While his menu is steeped in European traditions, he still keeps one foot firmly planted in Mexico. A perfectly grilled octopus might be drizzled with an emulsion of guajillo chile. A cloud-like seared fish filet rested in a puddle of subtly aromatic, celadon colored mole verde. He didn’t invent the concept of Modern Mexican--Olvera did that with the help of Patricia Quintana, Mónica Patiño et al. But he takes from it what he needs to create an accessible, global yet local cuisine that is impossible not to like. He embodies a savvy entrepreneurship that took naturally to a neighborhood whose cultural riches had resided in the past but which was starting to attract the interest of the artistic community.
As word got out and Maximo became a destination.
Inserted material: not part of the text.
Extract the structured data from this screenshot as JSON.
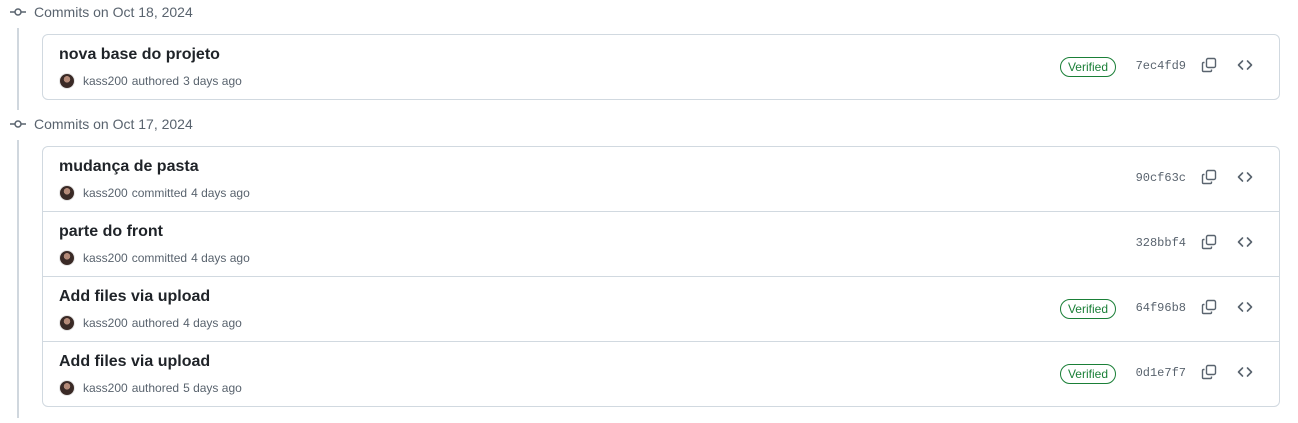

Many now consider it to be one of the city’s best restaurants and it has been recognized by the likes of S. Pellegrino’s 50 Best List, and the New York Times. Lalo is owner of two other highly successful restaurants, Lalo! a casual brunch/lunch place and Havre 77, set in an early 20th century mansion and offering classic French cuisine.
But it’s time to move on. By the end of 2019 Lalo will move operations to a larger, more elegant space on Avenida Álvaro Obregón, a few blocks north. He explains that “The new restaurant is a very ambitious project: the kitchen alone is the size of this whole space. It’s going to be ‘Maximo’ but no longer a “bistro.” In the original space we will develop a new concept that is still under wraps for the time being.”
Maximo: the book
In early November Lalo’s first cookbook, Maximo, was published. It’s an homage to everything he and his restaurant stands for and the people who made it—and him—what they are today. The book hovers between elegant coffee-table style and kitchen-friendly practical. It is meticulously designed without being bijou, readable and not condescending, and will inspire home cooks and chefs alike. The book is elegantly designed by Vanessa Eckstein, and photographed and written in a straight-forward tell-it-as-it-is style by veteran photographer/journalist Vivian Bibliowicz. The texts consummately capture and recount Lalo’s history and philosophy in his own words. Recipes are eminently doable. The chef combines a Californian/Spanish respect for simplicity and seasonality, highlighting starring ingredients, be it eggplant or sweetbreads, with classic French technique that would make Julia Child proud. This book is for those who really want to cook and are willing to apply themselves. An occasional Mexican ingredient or dish shows up, maybe chile de árbol and cilantro (in a salsa served over roast cauliflower), a fruity manchamanteles mole that accompanies roast chicken, a green one for sea bass or a couple of traditional ceviches. But the bulk of the recipes are logical renditions of European classics reconfigured, turned inside out by the chef, always with the utmost respect for tradition.
Lalo recalls that, “It was never my objective to do a cookbook even though I know they’re fashionable right now. But after completing eight years in this space from which we are about to move, I thought about doing some kind of tribute to the place that had given us so much. So, we decided to make something that will be for always. This book, of which I am extremely proud, didn’t have to be all about me, it’s a gift to the people who worked with me, the purveyors, and most of all my clients, the people who literally make us open the doors every day. Because without them I’m nobody.”
Maximo is now available from Amazon in Mexico and Amazon USA in both English and Spanish editions.